Setelah melewati persimpangan, kita akan "dihajar" 500 meter tanjakan terakhir. Menurut saya tetap masih aman juga tanjakannya, kalau saya ingat hanya satu saja yang paling curam, tapi bentuknya anak tangga. Oh ya, banyak peringatan bahaya longsor di sepanjang jalur, jadi tetap patuhi semua peringatan yang ada supaya kita bisa meminimalisir terjadinya kecelakaan. Intinya, jangan terlalu lama berdiam diri di sebagian daerah jalur menuju curug. Jika diperhatikan, memang ngeri juga, karena kita seperti membelah tebing yang lumayan tinggi.
Tanjakan terakhir |
Peringatan rawan longsor |
Tanjakan anak tangga terakhir sudah terlewati, akhirnya sampai juga di Curug Lawe! Wahhh, ini sih bagi keren sekali. Pesonanya cukup berbeda dari air terjun lainnya, kita seakan berjalan menyusuri lembah dan Curug Lawe ini adalah end point-nya.
Udara di sini dingin, mungkin karena matahari tidak bisa menyentuh daerah ini. Ditambah kita berada di lembah dengan angin yang lumayan "menghantam" tubuh. Bagi saya pribadi, Curug Lawe ini enggak seburuk yang orang katakan, kok. Curug ini memiliki keistimewaannya sendiri, mungkin karena jauhnya langkah kaki saya untuk sampai di curug, sehingga rasa lelahnya langsung terbayar. Jika kita melihat banyaknya curug yang diharuskan untuk turun dahulu, Curug Lawe mengharuskan para pengunjung untuk mendaki dahulu. Saya biasanya malas membayangkan jalan pulang menanjak yang dimiliki curug lain, untung di Lawe ini semuanya turunan. Lega jadinya. Hahaha
Hanya ada beberapa pasang pengunjung di sini, sesuai yang saya inginkan. Jadi, suasananya benar-benar bisa menenangkan pikiran yang sudah lama ruwet karena bisingnya lingkungan saya.

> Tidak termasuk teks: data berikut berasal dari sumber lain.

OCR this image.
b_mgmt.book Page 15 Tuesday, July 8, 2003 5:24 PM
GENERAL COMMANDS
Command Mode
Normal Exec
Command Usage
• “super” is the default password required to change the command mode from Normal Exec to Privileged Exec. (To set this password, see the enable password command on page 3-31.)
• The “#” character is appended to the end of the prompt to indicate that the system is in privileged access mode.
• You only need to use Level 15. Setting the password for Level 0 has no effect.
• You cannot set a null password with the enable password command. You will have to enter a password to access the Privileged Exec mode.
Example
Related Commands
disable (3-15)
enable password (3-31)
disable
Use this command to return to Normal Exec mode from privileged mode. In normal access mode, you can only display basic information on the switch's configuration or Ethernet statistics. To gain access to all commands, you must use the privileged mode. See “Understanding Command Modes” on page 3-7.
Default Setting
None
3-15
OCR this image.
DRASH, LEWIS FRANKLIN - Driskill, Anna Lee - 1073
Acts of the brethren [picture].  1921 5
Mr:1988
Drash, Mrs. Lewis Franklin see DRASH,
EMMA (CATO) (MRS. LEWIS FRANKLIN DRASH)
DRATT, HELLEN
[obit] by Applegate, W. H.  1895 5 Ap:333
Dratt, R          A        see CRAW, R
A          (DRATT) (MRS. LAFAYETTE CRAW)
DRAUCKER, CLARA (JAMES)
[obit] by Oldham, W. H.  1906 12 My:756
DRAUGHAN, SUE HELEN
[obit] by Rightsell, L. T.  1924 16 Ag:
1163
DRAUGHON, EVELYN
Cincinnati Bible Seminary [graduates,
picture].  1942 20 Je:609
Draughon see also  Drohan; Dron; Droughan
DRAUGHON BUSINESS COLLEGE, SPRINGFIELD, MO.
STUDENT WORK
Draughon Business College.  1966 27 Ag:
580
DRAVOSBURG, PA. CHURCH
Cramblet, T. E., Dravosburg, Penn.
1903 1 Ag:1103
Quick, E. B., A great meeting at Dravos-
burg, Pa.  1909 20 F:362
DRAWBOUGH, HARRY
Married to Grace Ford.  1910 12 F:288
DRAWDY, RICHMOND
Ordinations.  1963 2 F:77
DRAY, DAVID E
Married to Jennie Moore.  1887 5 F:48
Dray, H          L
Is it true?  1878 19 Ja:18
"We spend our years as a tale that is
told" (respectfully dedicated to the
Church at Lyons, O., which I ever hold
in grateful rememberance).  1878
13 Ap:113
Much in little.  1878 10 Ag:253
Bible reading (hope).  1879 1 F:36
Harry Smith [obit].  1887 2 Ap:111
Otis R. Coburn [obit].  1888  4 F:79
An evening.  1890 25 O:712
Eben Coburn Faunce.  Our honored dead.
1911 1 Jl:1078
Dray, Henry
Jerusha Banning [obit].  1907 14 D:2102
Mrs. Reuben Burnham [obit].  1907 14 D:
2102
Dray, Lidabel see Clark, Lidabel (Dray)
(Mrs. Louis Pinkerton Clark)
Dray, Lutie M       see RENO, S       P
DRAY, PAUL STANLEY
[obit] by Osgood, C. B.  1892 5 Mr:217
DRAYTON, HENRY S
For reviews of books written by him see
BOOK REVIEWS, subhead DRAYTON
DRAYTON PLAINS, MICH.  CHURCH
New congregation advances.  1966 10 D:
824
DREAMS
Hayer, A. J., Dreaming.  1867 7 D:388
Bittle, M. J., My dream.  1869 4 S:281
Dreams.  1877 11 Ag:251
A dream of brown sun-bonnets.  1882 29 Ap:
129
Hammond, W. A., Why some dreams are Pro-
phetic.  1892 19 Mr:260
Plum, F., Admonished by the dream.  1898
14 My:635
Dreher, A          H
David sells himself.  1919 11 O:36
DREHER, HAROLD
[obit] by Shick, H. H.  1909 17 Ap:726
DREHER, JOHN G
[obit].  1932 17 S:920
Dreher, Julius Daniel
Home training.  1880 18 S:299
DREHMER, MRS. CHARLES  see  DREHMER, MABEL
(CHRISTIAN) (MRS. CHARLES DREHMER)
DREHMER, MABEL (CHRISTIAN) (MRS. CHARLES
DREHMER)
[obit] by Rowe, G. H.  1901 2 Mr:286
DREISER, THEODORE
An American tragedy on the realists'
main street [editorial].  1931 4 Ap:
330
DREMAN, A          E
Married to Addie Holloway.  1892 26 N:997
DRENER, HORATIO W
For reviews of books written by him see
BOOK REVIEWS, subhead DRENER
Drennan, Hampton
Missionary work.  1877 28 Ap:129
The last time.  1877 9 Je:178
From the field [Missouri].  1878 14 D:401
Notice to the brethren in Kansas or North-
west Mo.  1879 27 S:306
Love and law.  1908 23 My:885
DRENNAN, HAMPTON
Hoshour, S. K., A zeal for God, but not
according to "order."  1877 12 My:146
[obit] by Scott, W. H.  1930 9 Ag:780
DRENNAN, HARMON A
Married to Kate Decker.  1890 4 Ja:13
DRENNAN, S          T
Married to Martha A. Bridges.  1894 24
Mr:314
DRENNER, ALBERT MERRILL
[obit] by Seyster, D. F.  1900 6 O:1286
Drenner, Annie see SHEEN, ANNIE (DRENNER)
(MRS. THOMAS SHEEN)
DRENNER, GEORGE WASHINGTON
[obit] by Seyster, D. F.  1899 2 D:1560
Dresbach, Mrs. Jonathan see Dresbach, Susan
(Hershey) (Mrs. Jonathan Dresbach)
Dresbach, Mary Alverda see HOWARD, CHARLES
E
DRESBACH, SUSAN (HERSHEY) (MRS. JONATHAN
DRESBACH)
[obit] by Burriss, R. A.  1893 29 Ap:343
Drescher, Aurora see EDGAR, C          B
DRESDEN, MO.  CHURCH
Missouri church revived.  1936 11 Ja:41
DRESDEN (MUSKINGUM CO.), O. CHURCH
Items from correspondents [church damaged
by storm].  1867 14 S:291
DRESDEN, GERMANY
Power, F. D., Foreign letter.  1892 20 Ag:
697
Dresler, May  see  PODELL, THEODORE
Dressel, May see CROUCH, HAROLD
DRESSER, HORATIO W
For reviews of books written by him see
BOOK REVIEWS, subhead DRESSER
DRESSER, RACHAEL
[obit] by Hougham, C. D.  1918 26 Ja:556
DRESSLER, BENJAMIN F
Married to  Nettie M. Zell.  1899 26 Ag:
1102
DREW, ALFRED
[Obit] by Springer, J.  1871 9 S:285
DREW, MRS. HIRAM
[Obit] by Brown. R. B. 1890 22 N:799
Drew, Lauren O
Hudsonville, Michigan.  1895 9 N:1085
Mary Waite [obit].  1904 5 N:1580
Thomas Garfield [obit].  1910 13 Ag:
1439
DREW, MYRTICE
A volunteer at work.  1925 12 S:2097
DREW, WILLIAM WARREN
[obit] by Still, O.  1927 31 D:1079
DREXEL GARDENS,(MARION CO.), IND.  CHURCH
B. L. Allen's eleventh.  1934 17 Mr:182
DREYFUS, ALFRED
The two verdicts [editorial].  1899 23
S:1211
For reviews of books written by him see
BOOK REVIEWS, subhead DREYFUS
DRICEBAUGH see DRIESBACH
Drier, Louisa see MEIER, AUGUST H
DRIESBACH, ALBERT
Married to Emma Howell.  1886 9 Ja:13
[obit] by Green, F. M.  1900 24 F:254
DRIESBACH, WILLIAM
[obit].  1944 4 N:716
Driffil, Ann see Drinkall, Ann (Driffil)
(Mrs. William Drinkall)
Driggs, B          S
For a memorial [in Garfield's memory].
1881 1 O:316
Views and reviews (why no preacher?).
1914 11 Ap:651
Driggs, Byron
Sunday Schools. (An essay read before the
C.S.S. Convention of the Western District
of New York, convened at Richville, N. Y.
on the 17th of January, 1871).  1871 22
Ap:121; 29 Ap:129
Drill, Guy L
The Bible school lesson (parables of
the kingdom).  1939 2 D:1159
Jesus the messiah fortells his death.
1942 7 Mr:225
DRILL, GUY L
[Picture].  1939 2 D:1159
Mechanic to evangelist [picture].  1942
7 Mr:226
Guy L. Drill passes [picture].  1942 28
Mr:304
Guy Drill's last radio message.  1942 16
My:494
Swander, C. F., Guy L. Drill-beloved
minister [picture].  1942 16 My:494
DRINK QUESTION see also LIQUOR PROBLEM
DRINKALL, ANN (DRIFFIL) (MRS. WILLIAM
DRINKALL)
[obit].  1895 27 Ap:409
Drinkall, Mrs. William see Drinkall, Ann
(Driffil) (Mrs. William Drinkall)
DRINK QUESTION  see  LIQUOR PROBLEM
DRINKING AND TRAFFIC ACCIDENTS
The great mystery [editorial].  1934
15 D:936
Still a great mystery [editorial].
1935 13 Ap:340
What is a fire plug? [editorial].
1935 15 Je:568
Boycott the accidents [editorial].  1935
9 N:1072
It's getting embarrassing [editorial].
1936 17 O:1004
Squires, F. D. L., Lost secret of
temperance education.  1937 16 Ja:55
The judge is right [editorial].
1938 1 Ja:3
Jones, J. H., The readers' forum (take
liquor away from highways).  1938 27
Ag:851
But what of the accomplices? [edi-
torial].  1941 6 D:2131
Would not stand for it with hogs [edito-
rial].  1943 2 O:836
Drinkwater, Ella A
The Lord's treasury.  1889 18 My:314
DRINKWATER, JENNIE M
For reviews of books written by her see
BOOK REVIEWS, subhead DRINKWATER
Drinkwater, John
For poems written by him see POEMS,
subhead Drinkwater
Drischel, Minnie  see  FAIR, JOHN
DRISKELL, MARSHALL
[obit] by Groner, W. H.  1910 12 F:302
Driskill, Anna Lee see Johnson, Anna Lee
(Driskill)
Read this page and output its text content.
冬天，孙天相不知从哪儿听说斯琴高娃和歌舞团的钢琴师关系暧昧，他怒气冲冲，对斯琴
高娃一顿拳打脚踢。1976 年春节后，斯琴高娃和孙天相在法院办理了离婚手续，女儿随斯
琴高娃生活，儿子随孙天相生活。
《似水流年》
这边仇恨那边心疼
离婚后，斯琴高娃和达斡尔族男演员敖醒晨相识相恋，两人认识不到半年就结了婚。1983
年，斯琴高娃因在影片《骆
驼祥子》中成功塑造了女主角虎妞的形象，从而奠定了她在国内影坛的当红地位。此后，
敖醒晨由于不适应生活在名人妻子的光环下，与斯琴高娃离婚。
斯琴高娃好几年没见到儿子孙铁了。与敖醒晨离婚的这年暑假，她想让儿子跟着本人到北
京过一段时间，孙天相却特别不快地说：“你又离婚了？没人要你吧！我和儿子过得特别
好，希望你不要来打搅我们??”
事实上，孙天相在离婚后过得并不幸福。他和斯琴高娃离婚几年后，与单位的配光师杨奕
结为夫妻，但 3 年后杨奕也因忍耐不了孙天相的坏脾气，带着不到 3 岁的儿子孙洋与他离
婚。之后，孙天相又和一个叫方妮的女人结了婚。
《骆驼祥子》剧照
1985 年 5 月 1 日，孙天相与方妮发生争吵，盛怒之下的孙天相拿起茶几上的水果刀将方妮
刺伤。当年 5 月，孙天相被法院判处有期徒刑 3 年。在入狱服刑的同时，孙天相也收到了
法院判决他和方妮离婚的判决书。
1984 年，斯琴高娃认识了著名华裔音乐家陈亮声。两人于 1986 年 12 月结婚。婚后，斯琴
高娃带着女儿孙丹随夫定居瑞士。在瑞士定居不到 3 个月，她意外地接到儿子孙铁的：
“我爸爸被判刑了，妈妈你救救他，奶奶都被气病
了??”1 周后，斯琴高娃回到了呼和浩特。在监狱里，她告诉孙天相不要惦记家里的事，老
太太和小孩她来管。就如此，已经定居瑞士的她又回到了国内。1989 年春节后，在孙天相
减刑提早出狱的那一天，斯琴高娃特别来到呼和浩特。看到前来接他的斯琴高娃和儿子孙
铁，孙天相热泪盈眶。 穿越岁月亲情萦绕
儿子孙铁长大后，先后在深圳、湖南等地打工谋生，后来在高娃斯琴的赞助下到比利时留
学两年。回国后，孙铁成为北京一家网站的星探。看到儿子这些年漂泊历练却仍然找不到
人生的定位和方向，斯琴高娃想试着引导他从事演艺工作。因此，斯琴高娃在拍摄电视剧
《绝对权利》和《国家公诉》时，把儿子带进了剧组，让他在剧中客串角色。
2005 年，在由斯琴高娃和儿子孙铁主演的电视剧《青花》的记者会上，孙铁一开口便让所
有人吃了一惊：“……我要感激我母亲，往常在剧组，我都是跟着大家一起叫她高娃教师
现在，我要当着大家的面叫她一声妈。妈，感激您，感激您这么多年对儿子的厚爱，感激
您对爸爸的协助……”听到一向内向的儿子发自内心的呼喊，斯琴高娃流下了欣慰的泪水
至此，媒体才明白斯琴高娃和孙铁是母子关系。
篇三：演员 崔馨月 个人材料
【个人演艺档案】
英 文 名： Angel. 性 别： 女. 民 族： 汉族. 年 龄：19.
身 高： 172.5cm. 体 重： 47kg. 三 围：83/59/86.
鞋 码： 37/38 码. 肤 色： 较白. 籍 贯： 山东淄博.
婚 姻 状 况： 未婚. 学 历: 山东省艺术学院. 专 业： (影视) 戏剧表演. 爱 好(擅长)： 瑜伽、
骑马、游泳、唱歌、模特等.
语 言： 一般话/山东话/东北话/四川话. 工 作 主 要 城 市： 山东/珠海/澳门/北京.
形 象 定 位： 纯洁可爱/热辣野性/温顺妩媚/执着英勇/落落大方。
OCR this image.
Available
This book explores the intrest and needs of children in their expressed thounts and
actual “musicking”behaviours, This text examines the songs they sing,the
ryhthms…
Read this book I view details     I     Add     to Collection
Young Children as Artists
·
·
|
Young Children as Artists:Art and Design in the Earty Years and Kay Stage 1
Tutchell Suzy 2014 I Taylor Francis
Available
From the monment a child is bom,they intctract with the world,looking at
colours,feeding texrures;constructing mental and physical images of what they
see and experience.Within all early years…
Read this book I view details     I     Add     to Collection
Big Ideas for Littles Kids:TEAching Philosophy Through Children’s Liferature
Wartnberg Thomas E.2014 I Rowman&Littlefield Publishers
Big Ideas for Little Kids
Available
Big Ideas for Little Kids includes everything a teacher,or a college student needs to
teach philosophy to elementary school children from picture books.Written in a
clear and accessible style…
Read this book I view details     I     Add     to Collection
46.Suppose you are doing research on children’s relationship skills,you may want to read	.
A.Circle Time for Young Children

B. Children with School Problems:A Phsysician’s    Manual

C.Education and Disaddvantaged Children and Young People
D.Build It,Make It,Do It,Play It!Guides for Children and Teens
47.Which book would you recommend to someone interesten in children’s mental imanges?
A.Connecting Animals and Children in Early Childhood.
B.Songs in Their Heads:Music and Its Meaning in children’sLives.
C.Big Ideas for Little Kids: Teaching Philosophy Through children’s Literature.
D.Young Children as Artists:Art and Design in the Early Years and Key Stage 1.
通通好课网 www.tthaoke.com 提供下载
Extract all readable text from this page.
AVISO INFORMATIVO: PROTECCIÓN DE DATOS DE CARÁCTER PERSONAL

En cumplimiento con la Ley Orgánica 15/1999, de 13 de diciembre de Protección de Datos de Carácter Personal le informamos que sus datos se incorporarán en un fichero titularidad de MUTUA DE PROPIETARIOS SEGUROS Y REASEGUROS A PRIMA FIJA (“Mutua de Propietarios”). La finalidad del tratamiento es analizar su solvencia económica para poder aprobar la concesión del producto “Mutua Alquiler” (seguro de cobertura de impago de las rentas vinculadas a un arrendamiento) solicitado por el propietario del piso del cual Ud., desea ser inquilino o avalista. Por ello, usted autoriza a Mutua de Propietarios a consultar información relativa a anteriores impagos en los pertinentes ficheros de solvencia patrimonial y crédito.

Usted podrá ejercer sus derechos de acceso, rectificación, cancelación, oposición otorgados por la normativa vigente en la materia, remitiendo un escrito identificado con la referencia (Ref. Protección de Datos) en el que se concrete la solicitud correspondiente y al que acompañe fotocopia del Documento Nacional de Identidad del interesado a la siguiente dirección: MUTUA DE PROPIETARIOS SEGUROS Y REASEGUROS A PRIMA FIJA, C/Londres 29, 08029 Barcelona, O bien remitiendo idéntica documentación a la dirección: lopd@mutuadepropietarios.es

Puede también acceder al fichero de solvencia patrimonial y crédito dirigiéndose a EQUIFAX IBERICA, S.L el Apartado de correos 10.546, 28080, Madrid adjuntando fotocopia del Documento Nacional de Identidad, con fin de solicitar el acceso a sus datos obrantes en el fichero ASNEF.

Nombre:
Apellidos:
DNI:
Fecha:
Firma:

Usai puas menikmati curug, berfoto, dan merekam footage video, saya pun memutuskan untuk segera turun. Hal ini karena waktu sudah menunjukkan pukul setengah 4 sore, paling tidak kita harus sudah sampai gerbang pukul 5, mengingat jalannya yang enggak dekat. Maka dari itu, hal tersebut harus jadi pertimbangan. Dan, ternyata saya jadi pengunjung terakhir Curug Lawe pada hari itu. Hahaha. Sepertinya saya terlalu lama untuk mengambil foto saat jalan pulang.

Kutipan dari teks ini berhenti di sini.